"Vistos gold" sob investigação
18 de novembro de 2014Onze detidos estão a ser interrogados no Tribunal Central de Instrução Criminal, no Campus da Justiça de Lisboa, no âmbito de uma mega-operação conduzida pela Polícia Judiciária (PJ), que levou a 60 buscas em todo o país. A audição envolve altos quadros dos ministérios da Justiça, da Administração Interna, elementos do Serviço de Informação e Segurança e várias empresas imobiliárias.
Os inspetores da PJ, que investigam o caso há cerca de um ano, estão na posse de provas que podem ser relevantes quanto a suspeitas relativas a crimes de corrupção, tráfico de influências, peculato e branqueamento de capitais.
Segundo João Paulo Batalha, diretor executivo da Transparência e Integridade - Associação Cívica (TIAC), o processo, sob segredo de justiça, é um indício de que estamos perante um ato de grande corrupção. Mas não só, "também nos revela que há espaços de opacidade no próprio programa de concessão dos 'vistos gold'. E isto é um problema político. Não há controlo sobre quem verdadeiramente recebe estes vistos, qual a origem do dinheiro investido em Portugal."
É preciso, por exemplo, saber se os beneficiários das autorizações especiais de residência estarão a ser procurados por crimes cometidos nos seus próprios países, diz João Paulo Batalha: "Já houve um caso de um cidadão chinês que tinha um 'visto gold' português e era procurado por fraude na China."

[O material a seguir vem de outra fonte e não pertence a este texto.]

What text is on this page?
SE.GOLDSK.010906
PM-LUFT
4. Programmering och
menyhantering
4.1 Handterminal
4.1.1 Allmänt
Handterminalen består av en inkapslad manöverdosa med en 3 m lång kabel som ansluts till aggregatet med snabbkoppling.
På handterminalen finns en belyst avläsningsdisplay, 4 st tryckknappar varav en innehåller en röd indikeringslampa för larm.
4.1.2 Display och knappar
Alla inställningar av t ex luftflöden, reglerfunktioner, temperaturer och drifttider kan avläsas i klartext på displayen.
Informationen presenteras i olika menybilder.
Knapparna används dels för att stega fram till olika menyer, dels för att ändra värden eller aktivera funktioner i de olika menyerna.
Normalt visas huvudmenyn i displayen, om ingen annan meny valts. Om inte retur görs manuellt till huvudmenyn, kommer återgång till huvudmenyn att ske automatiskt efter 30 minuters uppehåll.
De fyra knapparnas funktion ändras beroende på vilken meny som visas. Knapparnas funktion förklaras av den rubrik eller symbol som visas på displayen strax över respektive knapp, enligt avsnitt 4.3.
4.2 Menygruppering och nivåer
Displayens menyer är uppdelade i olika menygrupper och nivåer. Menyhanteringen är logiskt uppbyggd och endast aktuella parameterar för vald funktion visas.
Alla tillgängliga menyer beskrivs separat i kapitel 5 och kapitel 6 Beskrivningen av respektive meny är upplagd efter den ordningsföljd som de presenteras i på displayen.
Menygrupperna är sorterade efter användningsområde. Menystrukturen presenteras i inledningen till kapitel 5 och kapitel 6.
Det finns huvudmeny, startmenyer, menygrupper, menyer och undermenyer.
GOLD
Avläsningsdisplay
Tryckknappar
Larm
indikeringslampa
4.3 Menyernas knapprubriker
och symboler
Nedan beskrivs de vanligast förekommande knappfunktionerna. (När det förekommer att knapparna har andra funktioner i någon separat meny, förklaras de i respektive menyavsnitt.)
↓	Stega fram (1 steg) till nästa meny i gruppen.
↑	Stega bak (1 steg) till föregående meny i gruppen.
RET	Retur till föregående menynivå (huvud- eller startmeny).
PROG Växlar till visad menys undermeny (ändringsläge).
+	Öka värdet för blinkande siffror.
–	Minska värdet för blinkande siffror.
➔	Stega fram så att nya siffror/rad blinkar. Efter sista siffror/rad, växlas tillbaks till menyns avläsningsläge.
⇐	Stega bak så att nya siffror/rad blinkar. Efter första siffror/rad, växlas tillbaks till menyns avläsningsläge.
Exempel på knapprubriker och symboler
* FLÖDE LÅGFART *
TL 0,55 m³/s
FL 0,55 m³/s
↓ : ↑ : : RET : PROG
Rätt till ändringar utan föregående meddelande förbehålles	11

Altos quadros sob suspeita
Três cidadãos chineses, interrogados no âmbito deste processo, estão ligados a empresas que agilizariam os vistos. Entre os detidos na passada quinta-feira (13.11.2014), estão à cabeça António Figueiredo, então presidente do Instituto dos Registos e Notariado, e Maria Antónia Enes, que era secretária-geral do Ministério da Justiça, bem como Manuel Jarmela Palos, diretor do Serviço de Estrangeiros e Fronteiras (SEF).
Palos, no cargo desde 2005, é suspeito de dois crimes de corrupção passiva, por cobrar comissões de 10 por cento para acelerar a atribuição dos vistos dourados, ao abrigo do programa governamental excecional de Autorização de Residência para atividade de Investimento (ARI), o nome oficial dos "vistos gold". As autorizações são concedidas a quem, por exemplo, deposite um milhão de euros num banco português ou quem compre uma casa por mais de 500 mil euros.
Os beneficiários dos vistos têm sido, entre outros, cidadãos chineses e angolanos, tal como moçambicanos.
"Quando aparecem moçambicanos e angolanos a beneficiar deste mecanismo é preciso questionar a proveniência desse dinheiro", diz o advogado Adriano Malalane.
"Será que essas pessoas declaram esses rendimentos nos países de origem? Pagaram impostos em Moçambique e Angola por estas quantias? Como é que estas quantias saem desses países? Têm autorização do Banco Central para poderem transferir estes dinheiros? Não poderá eventualmente haver branqueamento de capitais neste processo?"
De acordo com a PJ, António Figueiredo, ex-presidente do Instituto dos Registos e Notariado português, também tinha ligações com o empresário angolano, Eliseu Bumba, com filial em Portugal, com quem tinha planos de desenvolvimento de projetos privados em benefício próprio. As suspeitas estão relacionadas com o protocolo assinado entre o Ministério da Justiça português e Angola destinado a formar quadros no ramo do notariado.
Ministro demitiu-se
O caso dos "vistos gold" já levou à demissão do ministro da Administração Interna, Miguel Macedo, que tem ligações a vários dos suspeitos, entre os quais o seu amigo António Figueiredo, cuja filha, a arguida Ana Luísa, geria a Golden Vista Europe, uma empresa imobiliária, constituída em outubro de 2013, também sob investigação.
Na comunicação que fez este domingo (16.11.2014), o ministro demissionário afirmou que politicamente perdeu autoridade, apesar de não ter "qualquer intervenção administrativa no processo de atribuição de vistos."
A demissionária secretária-geral do Ministério do Ambiente, Albertina Gonçalves, é sócia do agora ex-ministro num escritório de advogados, por onde também terão passado as buscas da PJ.
Entretanto, a oposição parlamentar insta o vice-primeiro-ministro, Paulo Portas a responder perante os deputados sobre a introdução dos vistos. Portas é tido como "o pai dos 'vistos gold'", pois era chefe da diplomacia quando as autorizações especiais de residência foram lançadas. A oposição considera-a uma medida apressada que só alimentou negócios escuros.